With a telescopic weather cover fitted on the platform, work on the blades can be done in practically all weather conditions, day or night, resulting in far more working hours annually than with conventional maintenance vessels and rope access, making it possible to set up a dependable schedule for planned maintenance.

A large, air-conditioned workshop is located at the aft end of the work platform, and when the weather cover is deployed, a virtual factory hall is created around the blade, allowing all types of work to be performed on the blade, minimizing the need to remove the blades and transport them to shore for repair. Additionally, with the possibility of inserting an X-Y motion compensating system between the work platform and the platform carriers, the “factory hall” can remain geostationary.

A “cherry picker” mounted on a hammer head at the platform’s opposite end provides the access to the nacelle.

The main crane is fitted on the elevating structure, allowing for the use of a conventional pedestal-mounted crane with a boom that is approximately 30% shorter than that of a conventional wind turbine maintenance vessel, which should be able to reach the same height, providing a much better view of the blades and the nacelle from the crane driver’s cabin.

Measuring 154 m in length and 64.4 m in breadth, this vessel is designed for all kinds of maintenance work on wind turbines up to 20 MW, including replacement and handling of nacelles weighing as much as 1,000 t at a hub height of 175 m, and managing blades up to 130 m long.

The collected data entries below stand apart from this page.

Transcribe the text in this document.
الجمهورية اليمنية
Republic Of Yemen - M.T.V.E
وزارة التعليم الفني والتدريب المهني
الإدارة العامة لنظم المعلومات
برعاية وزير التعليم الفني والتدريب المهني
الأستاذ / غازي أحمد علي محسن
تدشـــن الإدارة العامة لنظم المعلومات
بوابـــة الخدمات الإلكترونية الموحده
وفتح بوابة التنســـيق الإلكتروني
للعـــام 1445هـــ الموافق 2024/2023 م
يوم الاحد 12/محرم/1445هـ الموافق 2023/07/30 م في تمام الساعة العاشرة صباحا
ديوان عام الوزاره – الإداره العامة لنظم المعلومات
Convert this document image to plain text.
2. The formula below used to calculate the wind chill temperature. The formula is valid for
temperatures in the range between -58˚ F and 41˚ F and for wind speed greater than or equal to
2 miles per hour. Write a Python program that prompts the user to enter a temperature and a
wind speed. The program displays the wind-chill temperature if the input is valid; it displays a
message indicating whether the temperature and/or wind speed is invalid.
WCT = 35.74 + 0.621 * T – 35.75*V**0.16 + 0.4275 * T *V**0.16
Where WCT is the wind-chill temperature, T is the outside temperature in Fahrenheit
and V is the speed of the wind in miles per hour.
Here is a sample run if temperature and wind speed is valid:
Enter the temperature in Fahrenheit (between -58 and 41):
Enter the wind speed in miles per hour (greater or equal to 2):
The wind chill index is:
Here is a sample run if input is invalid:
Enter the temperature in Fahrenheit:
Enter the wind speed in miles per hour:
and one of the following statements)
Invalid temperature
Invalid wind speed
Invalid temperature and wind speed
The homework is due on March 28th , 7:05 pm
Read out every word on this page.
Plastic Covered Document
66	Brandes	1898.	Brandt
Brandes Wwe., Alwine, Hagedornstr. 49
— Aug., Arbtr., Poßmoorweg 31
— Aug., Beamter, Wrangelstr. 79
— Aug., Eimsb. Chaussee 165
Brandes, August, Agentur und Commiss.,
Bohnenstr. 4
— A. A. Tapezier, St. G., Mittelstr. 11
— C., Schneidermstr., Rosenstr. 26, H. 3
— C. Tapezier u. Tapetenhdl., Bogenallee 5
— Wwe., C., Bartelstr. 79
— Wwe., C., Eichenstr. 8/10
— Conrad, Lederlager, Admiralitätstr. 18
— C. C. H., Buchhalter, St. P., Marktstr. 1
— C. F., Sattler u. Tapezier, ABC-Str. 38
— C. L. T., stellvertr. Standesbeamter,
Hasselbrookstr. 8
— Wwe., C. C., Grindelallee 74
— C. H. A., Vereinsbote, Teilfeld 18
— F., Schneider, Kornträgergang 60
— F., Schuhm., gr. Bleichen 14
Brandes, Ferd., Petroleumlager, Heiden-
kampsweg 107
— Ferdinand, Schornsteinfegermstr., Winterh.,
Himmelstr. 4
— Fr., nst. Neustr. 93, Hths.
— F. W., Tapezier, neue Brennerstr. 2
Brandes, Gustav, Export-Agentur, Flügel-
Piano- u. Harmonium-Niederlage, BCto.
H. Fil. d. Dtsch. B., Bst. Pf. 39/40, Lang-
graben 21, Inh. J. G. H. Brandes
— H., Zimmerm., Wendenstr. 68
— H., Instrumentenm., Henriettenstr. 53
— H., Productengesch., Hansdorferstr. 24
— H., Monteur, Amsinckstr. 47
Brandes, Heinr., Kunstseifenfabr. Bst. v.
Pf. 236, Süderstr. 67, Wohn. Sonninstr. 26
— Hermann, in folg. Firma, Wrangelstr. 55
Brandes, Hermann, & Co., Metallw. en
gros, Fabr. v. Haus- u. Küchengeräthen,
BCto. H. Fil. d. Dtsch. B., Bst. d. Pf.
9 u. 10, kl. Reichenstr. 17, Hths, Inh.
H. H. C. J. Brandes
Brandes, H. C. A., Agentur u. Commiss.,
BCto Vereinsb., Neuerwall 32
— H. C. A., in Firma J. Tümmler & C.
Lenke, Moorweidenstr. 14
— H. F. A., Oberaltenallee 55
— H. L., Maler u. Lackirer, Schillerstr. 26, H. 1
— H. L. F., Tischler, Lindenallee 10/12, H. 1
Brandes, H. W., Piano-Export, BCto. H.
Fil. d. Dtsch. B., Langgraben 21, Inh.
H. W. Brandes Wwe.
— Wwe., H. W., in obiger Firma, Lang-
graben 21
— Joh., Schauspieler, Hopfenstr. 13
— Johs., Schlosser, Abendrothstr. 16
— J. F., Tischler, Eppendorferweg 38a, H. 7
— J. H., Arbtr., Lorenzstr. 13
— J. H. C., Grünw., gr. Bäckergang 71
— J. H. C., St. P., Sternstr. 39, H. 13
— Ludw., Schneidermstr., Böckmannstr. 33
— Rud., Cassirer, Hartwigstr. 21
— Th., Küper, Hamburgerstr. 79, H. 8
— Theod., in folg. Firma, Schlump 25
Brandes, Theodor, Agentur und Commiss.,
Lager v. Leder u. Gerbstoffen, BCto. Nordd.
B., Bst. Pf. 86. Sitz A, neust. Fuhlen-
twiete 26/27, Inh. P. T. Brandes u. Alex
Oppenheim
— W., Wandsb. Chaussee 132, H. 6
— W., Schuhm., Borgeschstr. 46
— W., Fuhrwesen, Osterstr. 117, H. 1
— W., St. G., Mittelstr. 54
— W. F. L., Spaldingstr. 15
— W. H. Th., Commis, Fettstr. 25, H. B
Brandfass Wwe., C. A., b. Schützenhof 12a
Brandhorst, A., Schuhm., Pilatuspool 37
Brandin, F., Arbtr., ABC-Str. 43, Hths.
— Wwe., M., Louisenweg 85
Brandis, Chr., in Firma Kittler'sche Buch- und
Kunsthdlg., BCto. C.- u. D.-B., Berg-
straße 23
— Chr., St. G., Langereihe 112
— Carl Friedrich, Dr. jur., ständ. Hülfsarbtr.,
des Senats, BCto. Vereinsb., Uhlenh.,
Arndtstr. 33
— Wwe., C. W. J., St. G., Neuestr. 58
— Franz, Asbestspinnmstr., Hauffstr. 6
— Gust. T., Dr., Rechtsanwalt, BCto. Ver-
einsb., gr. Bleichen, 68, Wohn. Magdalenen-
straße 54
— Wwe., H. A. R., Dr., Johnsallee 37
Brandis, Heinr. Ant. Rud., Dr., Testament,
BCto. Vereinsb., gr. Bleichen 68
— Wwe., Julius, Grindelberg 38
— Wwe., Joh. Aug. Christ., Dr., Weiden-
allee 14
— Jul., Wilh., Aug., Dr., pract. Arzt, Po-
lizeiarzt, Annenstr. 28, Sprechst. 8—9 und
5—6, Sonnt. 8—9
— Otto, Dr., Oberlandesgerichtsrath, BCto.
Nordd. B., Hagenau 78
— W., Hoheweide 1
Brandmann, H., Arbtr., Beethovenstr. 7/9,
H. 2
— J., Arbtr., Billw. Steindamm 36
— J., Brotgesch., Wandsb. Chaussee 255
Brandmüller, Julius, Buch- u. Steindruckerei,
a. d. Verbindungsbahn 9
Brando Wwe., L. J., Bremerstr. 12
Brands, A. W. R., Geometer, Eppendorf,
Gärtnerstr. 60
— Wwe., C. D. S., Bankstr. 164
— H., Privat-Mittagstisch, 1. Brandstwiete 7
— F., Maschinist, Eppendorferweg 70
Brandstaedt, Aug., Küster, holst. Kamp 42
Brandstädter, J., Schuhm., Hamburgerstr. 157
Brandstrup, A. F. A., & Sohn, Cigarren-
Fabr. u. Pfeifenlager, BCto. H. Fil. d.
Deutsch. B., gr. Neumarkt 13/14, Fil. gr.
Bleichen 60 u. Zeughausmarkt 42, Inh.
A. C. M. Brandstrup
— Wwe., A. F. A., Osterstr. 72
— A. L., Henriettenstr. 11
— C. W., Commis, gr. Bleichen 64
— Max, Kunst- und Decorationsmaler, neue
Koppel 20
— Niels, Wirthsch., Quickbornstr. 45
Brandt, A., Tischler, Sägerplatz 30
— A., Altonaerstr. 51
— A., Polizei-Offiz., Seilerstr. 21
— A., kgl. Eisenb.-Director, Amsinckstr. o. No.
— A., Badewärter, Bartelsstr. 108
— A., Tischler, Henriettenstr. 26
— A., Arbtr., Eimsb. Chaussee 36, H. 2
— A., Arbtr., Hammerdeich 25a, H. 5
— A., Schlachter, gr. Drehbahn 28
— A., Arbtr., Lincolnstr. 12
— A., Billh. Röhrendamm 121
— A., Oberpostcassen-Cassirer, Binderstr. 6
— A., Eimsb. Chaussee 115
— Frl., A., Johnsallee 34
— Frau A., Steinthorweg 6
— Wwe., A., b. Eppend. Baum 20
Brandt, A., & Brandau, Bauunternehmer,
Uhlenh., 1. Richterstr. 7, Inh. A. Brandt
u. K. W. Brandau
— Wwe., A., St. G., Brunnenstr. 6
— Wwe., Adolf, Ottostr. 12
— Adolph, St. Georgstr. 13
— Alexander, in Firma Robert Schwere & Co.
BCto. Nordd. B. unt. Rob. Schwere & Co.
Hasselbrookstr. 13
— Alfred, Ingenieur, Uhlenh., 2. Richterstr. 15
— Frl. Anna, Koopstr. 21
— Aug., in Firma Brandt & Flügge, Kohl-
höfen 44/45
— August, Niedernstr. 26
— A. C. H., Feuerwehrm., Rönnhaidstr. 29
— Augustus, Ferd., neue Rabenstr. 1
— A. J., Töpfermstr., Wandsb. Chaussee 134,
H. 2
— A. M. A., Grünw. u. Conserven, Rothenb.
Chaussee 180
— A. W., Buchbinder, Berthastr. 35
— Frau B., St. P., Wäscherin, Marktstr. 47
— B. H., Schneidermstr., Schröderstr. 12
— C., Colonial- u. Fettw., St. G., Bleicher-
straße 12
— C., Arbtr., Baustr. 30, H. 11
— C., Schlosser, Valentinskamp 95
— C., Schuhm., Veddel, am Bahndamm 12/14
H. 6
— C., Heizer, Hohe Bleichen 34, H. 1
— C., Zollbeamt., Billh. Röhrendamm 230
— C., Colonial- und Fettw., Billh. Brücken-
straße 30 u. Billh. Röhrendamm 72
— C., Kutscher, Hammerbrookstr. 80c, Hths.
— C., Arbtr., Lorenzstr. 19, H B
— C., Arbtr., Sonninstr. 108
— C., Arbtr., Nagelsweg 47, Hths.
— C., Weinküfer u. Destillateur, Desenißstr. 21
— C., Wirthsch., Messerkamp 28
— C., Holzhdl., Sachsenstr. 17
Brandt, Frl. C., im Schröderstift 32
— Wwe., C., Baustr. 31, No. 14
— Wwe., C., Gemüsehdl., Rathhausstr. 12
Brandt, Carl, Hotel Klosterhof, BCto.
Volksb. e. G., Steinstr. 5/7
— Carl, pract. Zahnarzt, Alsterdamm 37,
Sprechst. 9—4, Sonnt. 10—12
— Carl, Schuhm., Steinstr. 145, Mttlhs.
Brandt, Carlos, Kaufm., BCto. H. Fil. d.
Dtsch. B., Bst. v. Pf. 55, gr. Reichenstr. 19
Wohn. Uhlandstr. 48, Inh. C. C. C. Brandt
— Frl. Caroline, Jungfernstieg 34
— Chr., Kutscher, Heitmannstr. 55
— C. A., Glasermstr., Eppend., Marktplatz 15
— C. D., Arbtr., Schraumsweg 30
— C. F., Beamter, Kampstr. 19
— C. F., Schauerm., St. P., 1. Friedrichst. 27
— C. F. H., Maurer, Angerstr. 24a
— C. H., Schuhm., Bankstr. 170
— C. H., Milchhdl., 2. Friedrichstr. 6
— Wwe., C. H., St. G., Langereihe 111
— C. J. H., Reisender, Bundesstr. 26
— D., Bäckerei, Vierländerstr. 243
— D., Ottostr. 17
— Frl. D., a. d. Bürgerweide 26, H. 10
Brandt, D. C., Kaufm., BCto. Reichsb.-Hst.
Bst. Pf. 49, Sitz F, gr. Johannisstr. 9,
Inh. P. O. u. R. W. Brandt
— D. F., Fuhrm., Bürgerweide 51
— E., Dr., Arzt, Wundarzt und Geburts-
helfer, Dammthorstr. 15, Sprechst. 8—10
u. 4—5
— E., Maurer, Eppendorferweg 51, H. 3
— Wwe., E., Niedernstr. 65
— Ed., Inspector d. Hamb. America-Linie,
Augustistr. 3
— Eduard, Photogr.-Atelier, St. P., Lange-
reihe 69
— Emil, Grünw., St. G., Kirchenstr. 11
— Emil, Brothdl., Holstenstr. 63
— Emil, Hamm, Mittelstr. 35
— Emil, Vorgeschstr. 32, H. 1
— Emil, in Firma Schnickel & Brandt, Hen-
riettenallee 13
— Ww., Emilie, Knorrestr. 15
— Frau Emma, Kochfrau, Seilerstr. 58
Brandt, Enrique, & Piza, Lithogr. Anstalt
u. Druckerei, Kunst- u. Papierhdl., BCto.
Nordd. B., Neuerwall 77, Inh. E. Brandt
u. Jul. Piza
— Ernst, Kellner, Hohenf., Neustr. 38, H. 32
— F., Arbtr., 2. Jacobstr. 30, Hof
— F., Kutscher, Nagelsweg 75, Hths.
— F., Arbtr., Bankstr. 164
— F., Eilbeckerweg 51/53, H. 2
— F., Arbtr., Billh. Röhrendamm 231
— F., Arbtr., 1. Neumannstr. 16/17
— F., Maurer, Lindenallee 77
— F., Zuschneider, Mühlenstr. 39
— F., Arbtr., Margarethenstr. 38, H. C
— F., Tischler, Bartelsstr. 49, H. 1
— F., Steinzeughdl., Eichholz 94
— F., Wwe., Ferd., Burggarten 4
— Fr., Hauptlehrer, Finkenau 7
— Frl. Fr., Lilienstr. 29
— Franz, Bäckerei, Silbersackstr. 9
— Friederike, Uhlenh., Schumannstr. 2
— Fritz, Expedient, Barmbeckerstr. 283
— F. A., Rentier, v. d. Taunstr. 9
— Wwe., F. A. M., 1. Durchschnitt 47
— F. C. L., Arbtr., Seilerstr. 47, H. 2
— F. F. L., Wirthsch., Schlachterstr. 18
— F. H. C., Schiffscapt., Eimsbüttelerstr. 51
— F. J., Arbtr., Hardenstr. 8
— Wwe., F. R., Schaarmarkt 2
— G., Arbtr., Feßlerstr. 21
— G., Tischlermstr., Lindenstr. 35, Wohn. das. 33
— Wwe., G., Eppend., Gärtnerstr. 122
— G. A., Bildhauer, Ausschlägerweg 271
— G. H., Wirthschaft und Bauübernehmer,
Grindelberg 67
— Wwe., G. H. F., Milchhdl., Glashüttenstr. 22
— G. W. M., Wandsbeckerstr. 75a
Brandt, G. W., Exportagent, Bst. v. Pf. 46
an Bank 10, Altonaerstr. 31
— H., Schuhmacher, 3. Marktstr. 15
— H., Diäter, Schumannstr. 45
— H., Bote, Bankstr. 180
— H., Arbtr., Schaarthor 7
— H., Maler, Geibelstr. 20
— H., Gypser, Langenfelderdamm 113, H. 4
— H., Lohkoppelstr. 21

This can be done while it is jacked up in 80 m water depth.

Two crew access vessels are arranged in davits on the aft deck, and with a retractable boat landing that can reach the water when the vessel is jacked up, the vessel can work as a mother vessel for CTVs working in the area.

This innovative design is currently patent pending for the “Jack-up on Jack-up” concept, with the elevating work platform, and its unique suspension allowing it to be positioned precisely beneath a turbine blade, and with regard to the weather cover.